On the other hand, if price and OBV started moving down, it suggests the market has formed the top.
- OBV can be used to look for the trend in the indicator. An Upward sloping OBV line signifies a healthy move in the security while a zigzag or sideways trend represents indecision or reversal of a trend. Ultimately, the price will follow the OBV line, if it had not been doing that already.
- Plotting OBV The OBV line is plotted around the bottom of the price chart with the idea that the price line will ultimately follow the same trend.
- OBV Breakouts If there are sideway movements then OBV line mostly breaks out, first indicating the direction of the future trend and thereby giving an early hint of where the price is headed.
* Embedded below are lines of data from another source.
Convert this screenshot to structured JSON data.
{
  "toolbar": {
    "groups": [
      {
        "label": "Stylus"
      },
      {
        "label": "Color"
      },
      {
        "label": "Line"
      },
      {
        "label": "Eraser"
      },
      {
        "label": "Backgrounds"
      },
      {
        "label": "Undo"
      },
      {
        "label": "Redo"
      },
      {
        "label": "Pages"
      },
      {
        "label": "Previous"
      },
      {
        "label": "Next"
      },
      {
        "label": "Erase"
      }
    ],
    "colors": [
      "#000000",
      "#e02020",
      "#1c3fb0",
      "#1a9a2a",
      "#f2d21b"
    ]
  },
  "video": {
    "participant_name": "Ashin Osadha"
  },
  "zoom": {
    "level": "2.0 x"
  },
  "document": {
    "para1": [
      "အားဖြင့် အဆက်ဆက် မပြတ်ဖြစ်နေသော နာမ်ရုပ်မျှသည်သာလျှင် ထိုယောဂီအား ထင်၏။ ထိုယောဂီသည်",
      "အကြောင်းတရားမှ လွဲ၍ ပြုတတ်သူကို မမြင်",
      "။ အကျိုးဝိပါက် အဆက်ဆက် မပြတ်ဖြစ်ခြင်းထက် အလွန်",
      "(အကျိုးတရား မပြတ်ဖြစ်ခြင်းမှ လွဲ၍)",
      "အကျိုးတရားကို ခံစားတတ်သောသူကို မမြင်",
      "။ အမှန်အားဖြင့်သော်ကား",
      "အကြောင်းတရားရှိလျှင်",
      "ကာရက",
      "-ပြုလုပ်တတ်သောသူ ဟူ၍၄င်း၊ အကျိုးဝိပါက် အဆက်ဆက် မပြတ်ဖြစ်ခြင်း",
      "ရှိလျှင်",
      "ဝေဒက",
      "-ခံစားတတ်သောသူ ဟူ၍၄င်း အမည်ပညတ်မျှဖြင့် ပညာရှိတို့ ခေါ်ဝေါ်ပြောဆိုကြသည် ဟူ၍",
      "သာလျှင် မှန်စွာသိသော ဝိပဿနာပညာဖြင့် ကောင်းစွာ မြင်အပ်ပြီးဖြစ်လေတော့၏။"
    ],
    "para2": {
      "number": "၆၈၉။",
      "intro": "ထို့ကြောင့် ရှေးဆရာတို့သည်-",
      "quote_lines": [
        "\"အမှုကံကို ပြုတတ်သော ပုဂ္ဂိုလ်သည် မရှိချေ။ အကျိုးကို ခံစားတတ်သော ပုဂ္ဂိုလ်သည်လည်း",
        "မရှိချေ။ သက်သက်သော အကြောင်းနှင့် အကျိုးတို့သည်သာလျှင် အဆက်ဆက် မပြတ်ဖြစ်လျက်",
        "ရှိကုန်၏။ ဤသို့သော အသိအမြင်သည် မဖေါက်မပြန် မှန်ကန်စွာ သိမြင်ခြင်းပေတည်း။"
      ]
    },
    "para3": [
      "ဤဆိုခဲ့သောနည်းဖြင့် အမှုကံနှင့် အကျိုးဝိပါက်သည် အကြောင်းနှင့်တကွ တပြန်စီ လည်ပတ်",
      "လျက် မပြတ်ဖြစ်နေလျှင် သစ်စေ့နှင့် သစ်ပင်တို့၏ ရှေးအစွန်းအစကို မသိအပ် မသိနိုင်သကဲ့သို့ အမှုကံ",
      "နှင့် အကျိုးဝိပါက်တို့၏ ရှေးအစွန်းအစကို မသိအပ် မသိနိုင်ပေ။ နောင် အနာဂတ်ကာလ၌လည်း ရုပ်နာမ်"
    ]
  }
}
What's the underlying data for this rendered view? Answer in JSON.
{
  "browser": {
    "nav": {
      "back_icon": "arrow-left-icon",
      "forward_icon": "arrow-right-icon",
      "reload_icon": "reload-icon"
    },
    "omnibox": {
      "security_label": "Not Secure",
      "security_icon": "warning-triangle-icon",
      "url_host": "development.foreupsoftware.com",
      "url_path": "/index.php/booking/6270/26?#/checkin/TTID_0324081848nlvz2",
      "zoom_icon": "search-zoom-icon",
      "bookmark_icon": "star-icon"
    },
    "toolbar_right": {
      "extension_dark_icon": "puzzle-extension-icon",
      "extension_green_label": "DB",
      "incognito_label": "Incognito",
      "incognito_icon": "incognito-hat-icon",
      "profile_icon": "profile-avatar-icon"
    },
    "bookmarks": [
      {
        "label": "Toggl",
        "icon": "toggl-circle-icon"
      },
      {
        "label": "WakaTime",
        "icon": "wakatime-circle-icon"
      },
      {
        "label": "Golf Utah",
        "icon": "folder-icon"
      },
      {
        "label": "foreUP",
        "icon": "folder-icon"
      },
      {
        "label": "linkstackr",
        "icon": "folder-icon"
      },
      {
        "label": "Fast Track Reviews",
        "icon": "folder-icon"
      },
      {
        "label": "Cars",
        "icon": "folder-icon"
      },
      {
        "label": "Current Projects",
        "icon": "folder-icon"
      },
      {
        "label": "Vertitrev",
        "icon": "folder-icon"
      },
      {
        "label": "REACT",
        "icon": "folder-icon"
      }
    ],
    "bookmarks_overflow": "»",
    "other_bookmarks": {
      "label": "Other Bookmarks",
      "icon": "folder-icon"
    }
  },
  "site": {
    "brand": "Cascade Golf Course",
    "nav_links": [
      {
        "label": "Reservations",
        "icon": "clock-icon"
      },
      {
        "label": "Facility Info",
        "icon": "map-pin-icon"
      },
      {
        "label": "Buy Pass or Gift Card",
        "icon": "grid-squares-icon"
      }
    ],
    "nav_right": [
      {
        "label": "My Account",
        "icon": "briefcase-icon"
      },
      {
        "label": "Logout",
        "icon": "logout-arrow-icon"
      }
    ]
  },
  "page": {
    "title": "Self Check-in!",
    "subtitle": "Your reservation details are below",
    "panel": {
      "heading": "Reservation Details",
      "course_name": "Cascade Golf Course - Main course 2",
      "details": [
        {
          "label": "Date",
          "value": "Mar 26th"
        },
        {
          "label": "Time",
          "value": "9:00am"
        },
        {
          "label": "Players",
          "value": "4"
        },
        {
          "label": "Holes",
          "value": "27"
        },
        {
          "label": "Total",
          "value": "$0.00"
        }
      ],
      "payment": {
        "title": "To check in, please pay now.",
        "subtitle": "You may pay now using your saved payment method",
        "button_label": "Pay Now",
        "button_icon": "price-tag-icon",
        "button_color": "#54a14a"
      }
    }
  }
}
It gives direction to the volume signifying whether it is the buying or selling pressure which is dominating the market. It can be used to see changes in the sentiments of investors, divergences etc.
- Cumulative total of volume of additions and subtractions represents the OBV.
- OBV adds the volume to the cumulative total if the close of the price is positive and subtracts the volume if the close is negative.
- An OBV graph begins with 0 and then starts. The numbers are not important in the OBV graph. The only thing which a trader is supposed to see is the direction of the OBV line as the numbers do not work in the relative sense.
- It is mainly used to look for the various divergences and to look for the trend confirmations.
Let’s take an example of EUR/USD pair and assume that it goes from 1.1600 to 1.2100 with a volume of 20,000 and in the next session goes back from 1.2100 to 1.1600 with a volume of 15,000.Although the price remains the same, but since the up volume was more than the down volume, so the OBV line will be in an upward slope indicating the pressure on the Euro to rise and it will ultimately rise.
Uses of OBV
- To confirm price movements.
- To look for bullish or bearish divergences.
- OBV can act as a leading indicator if coupled with Moving averages and trend lines.
- It can be used in spotting breakouts. For e.g., if OBV is peaking up but price is going down, the probability of price going up as well is very strong.
- Since OBV changes precedes price change, so it can help in predicting the flow of smart money.
- If OBV is falling and price is increasing, then we can assume that sooner or later, the price will follow OBV as it does not have the strength to sustain a bull run for long.
- If OBV is going sideways with no successive highs or lows then it is regarded as a doubtful trend.
- If OBV is making new highs and new lows then it represents a bull run.
- If OBV is making lower lows and lower highs, then it can be regarded as a bear run.
- The trend remains intact unless it gets broken from falling to a rising trend or if the trend becomes doubtful for more than 3 days.